In order to call this
samtools executable without having to specify the full path each time, prepend its path to the
PATH environment variable, e.g.
[alice@dev2 ~]$ export PATH=~/software/samtools-1.14/bin:$PATH [alice@dev2 samtools-1.14]$ which samtools ~/software/samtools-1.14/bin/samtools [alice@dev2 samtools-1.14]$ samtools --version | head -3 samtools 1.14 Using htslib 1.14 Copyright (C) 2021 Genome Research Ltd.

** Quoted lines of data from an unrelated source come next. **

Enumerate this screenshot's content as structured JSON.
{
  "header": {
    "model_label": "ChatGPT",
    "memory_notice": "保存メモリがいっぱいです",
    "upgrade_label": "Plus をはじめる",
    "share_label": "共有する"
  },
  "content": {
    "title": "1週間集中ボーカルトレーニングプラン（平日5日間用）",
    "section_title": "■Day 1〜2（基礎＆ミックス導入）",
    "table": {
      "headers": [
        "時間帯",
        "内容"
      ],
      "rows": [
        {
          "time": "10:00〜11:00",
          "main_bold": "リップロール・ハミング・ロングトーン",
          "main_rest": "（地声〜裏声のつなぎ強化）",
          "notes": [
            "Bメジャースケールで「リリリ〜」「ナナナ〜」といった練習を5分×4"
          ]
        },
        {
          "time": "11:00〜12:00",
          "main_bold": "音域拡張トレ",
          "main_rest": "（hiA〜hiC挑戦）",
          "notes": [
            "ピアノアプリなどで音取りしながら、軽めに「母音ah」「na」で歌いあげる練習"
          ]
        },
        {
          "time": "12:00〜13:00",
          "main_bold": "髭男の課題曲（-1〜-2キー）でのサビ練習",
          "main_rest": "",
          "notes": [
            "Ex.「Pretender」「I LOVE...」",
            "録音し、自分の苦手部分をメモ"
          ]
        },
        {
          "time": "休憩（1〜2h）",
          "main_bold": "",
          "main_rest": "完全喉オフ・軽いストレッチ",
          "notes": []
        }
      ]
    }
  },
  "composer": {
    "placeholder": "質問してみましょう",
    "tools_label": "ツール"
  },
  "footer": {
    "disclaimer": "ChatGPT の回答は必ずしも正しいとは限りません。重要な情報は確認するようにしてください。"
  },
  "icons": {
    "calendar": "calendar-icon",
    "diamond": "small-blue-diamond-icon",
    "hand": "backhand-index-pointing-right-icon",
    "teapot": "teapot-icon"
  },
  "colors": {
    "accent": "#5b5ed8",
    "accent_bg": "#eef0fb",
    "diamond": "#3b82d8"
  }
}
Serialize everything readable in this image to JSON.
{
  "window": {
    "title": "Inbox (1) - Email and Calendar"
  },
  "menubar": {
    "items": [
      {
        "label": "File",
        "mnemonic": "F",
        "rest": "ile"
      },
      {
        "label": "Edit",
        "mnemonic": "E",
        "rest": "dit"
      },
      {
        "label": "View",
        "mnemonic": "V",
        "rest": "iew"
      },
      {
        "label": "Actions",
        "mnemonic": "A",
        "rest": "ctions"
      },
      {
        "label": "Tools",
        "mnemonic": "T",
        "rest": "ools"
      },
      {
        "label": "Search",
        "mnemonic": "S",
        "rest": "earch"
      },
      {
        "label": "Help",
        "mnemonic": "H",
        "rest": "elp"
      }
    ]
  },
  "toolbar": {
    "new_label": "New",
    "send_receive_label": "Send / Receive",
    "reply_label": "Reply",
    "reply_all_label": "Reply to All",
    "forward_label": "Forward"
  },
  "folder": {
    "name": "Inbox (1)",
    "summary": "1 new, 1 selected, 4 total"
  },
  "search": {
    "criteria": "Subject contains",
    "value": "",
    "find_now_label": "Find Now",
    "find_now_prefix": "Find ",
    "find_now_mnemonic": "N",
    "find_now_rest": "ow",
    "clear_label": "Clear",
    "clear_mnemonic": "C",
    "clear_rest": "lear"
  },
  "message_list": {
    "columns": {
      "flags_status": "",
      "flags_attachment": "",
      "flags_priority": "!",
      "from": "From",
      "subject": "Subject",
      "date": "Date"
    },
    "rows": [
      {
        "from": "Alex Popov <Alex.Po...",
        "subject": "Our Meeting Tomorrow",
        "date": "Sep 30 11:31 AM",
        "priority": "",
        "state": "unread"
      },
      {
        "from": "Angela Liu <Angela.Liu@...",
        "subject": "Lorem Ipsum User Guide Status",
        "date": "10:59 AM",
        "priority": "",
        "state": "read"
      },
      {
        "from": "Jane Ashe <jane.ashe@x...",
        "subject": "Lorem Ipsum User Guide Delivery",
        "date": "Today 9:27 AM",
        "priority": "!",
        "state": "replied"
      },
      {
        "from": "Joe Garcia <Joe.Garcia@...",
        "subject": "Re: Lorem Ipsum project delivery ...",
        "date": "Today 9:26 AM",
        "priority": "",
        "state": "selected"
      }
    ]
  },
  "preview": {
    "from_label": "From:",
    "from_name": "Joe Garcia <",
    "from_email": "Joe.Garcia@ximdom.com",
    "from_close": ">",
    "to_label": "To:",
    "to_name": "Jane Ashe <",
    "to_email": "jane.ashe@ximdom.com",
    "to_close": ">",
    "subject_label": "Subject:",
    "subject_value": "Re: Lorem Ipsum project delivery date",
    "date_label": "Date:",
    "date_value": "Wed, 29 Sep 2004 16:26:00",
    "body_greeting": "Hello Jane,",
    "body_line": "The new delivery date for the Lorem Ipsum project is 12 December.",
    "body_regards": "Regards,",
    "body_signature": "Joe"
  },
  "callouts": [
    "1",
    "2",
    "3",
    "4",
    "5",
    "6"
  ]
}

For convenience, you might want to add:
The GCC development tools that come built-in on our CentOS 7 system are quite old. For example, the default
gcc version is from 2015;
[alice@dev2 ~]$ gcc --version gcc (GCC) 4.8.5 20150623 (Red Hat 4.8.5-44) Copyright (C) 2015 Free Software Foundation, Inc. This is free software; see the source for copying conditions. There is NO warranty; not even for MERCHANTABILITY or FITNESS FOR A PARTICULAR PURPOSE.
This GCC 4.8.5 compiler supports older C++ standards such as C++11, but none of the newer standards, including C++14 and C++17, cf. https://gcc.gnu.org/projects/cxx-status.html. Most software are configured to validate that we have a sufficient compiler version when built, and if a too old version is used, there is often an informative error message. Examples might be:
g++: error: unrecognized command line option '-std=gnu++17'
From this error message (
-std=c++17), we can see that we need a compiler that requires C++17, From https://gcc.gnu.org/projects/cxx-status.html#cxx17, we see that we need at least GCC 7, or possibly even GCC 8. Newer version of compilers are available via the ‘devtoolset’ CentOS Software Collections (SCLs). The easiest way to access these is via the
scl-devtoolset modules in the CBI software repository, e.g.
[alice@dev2 ~]$ module load CBI scl-devtoolset/8 [alice@dev2 ~]$ gcc --version gcc (GCC) 8.3.1 20190311 (Red Hat 8.3.1-3) Copyright (C) 2018 Free Software Foundation, Inc. This is free software; see the source for copying conditions. There is NO warranty; not even for MERCHANTABILITY or FITNESS FOR A PARTICULAR PURPOSE.
You only need to load these compiler tools prior to installing the software. With very few exception, they are not needed for running the installed software later on.